6 James Bond Car Chases: Where Was 007 Really Going? Image

6 James Bond Car Chases: Where Was 007 Really Going?

By Lee Coates | April 6, 2020

You Only Live Twice

After leaving a meeting at Osato Chemicals & Engineering, where Bond was discovered to be an undercover spy and in possession of a gun, Mr. Osato orders him killed. Luckily, as the bad guys were about to dispatch of him, Aki pulled up in the now famous convertible Toyota 2000GT and whisks him to safety.
The tracked action begins just as Aki calls Tiger, the head of the Japanese Secret Service, for assistance – the kind of assistance that involves a helicopter and a large, car sized magnet. Overall, Aki does well to match the movements of the steering wheel with the rear projection. The only issue is she tends to favor turning right on straight roads which means they end up a little off course.

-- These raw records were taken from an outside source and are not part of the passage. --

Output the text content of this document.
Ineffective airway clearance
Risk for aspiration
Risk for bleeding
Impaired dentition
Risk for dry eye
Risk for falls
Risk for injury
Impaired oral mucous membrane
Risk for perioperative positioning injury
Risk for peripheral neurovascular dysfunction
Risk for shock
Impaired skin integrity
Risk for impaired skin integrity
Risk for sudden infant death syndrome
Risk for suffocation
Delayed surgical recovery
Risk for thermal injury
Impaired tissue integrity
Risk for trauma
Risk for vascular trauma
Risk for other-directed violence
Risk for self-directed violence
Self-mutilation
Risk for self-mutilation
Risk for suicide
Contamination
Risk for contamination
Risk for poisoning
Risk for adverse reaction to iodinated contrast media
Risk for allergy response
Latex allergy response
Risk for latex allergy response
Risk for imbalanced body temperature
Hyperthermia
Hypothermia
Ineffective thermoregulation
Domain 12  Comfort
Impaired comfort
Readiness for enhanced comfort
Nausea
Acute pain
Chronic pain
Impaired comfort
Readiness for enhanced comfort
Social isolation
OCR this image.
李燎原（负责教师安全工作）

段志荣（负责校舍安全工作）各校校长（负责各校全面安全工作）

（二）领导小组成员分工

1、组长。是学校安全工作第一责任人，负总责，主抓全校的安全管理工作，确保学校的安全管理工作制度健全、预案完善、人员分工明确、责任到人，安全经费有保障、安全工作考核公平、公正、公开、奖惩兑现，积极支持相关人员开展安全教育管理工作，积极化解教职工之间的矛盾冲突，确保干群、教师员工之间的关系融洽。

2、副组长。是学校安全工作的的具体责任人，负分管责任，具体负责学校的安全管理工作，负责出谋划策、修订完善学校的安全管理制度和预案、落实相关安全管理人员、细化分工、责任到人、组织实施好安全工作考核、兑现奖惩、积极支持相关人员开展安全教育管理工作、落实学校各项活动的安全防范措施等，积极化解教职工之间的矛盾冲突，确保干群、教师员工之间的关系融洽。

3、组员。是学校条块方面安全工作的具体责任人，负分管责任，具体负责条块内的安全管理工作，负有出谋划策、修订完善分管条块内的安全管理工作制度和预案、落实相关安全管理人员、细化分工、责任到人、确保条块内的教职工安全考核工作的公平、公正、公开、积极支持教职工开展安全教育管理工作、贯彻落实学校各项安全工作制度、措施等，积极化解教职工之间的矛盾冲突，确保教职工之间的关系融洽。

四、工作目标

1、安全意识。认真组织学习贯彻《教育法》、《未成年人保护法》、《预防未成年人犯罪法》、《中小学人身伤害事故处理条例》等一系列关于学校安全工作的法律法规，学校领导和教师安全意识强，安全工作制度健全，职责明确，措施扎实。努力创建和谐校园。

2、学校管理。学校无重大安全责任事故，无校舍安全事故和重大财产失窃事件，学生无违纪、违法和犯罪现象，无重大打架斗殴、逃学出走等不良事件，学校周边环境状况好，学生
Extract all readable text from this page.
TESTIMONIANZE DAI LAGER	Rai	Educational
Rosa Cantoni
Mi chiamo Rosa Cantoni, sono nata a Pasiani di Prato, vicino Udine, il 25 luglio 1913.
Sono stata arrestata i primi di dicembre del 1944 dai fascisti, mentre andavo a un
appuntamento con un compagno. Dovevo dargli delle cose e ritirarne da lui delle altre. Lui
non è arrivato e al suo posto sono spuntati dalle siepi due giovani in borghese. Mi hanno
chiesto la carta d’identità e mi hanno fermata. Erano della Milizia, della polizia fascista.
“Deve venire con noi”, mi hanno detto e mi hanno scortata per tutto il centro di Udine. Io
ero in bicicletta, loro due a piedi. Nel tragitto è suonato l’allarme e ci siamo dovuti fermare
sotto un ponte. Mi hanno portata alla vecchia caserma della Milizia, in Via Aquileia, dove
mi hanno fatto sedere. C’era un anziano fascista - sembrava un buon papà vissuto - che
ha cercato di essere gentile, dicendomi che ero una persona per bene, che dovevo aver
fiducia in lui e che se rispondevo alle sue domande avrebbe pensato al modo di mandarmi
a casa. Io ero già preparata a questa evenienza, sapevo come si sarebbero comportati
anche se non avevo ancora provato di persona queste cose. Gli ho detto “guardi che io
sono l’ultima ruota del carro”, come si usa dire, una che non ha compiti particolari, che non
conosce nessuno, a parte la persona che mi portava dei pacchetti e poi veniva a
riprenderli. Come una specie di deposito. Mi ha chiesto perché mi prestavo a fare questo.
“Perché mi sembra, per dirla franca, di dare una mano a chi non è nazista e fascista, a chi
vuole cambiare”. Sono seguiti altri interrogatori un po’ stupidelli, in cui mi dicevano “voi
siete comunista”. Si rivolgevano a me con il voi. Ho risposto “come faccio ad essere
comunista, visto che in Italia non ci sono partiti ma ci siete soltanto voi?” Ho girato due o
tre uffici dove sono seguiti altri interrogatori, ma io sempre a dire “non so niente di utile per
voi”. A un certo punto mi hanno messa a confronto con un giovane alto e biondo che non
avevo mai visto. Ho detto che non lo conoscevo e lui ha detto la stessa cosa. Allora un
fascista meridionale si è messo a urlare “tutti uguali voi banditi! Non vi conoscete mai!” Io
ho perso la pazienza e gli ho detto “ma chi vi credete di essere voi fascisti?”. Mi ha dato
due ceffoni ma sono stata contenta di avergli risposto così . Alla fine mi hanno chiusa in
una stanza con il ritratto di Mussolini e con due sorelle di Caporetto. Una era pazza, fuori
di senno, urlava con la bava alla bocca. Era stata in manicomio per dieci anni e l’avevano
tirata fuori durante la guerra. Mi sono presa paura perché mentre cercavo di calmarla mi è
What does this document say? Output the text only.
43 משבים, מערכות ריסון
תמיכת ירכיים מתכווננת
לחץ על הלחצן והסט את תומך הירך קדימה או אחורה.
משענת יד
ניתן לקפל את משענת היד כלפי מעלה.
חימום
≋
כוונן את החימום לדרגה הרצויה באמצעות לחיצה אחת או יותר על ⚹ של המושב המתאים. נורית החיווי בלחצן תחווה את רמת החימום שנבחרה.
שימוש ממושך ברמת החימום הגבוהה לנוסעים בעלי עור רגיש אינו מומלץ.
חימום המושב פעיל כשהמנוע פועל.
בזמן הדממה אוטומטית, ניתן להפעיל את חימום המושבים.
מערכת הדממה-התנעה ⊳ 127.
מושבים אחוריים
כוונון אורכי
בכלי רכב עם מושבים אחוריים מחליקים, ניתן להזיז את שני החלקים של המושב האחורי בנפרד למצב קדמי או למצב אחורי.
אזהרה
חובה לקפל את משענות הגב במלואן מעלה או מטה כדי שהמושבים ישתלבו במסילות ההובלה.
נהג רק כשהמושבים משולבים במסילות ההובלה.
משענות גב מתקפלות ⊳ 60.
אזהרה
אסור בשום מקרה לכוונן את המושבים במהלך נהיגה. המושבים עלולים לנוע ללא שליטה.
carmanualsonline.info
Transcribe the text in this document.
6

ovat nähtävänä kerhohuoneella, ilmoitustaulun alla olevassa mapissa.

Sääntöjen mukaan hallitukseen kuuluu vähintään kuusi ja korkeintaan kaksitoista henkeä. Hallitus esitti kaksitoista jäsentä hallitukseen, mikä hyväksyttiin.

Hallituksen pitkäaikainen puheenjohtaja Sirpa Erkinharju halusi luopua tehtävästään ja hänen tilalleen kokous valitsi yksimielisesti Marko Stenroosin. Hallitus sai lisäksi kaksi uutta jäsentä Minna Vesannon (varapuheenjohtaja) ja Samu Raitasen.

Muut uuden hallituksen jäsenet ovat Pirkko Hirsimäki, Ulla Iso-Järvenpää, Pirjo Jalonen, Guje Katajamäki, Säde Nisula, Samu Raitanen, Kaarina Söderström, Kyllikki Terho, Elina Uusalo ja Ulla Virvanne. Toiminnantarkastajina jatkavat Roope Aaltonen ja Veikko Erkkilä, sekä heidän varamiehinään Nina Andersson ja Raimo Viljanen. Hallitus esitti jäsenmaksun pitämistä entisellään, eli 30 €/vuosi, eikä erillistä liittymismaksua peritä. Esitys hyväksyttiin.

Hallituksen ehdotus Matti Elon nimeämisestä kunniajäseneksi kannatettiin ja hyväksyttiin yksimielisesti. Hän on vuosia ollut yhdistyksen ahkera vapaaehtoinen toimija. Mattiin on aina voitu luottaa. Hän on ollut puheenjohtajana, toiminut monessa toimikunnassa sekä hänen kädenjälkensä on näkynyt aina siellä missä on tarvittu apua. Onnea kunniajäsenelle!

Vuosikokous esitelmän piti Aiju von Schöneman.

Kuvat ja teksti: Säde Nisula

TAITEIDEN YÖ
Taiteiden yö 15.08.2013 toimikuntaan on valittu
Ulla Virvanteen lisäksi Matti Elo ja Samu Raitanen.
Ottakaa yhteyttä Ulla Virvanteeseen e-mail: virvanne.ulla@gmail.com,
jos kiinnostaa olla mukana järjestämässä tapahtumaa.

On Her Majesty’s Secret Service

This is the third chase on our list that Bond wasn’t behind the wheel. James and his soon to be wife Tracy are trying to escape the clutches of Ernst Stavro Blofeld’s goons, and since they are in the Alps during ski season, things start to get a little… slidey. As Tracy battles to steer the car against the snow and ice, the chase starts to go west when they enter the icy back roads.
As they emerge, the car takes a long, sweeping right as if to show the car was going over or under the road they had just been on, which in itself doesn’t make sense as their is no bridge or tunnel! But as the car turns right, Tracy turns left on the steering wheel leaving the couple, by the end of their journey, basically back where they started!

The Man With The Golden Gun

By 1974, you’d be forgiven for thinking the franchise would be getting a little better at the rear projection technique, but you’d be very, very wrong. The Man With The Golden Gun’s car chase begins with Bond picking up Sheriff JW Pepper, a Bond cult hero, in a car showroom and chasing Francisco Scaramanga through the streets of Thailand. We tracked the direction of both the projected background and the motion of the steering wheel all the way up to the famous corkscrew jump at the end of the scene. With the exception of the chase in Goldfinger, which went astray because of one bad turn, this car chase is perhaps the most perplexing. Bond would have ended up traveling in a totally different direction should the way he was steering be believed!

The use of rear projection was in Bond films all the way up to License To Kill in 1989, although they had begun to master the technique as time went on. Nowadays, the Bond producers use CGI to fill any gaps in the surrounding environment. It seems to us that out of the 3 car chases that James Bond was driving, and the 3 that his female accomplices were at the wheel, Bond messes up far more! With Thunderball and The Man With The Golden Gun being by far the worst examples.

To create the graphics above, we tracked Bond’s journey through the background of the car and compared that to the movement on the steering wheel. Of course, the movements of both of these can be seen as subjective. However, we plotted the route of each as accurately as possible, but more importantly we wanted to have a little fun.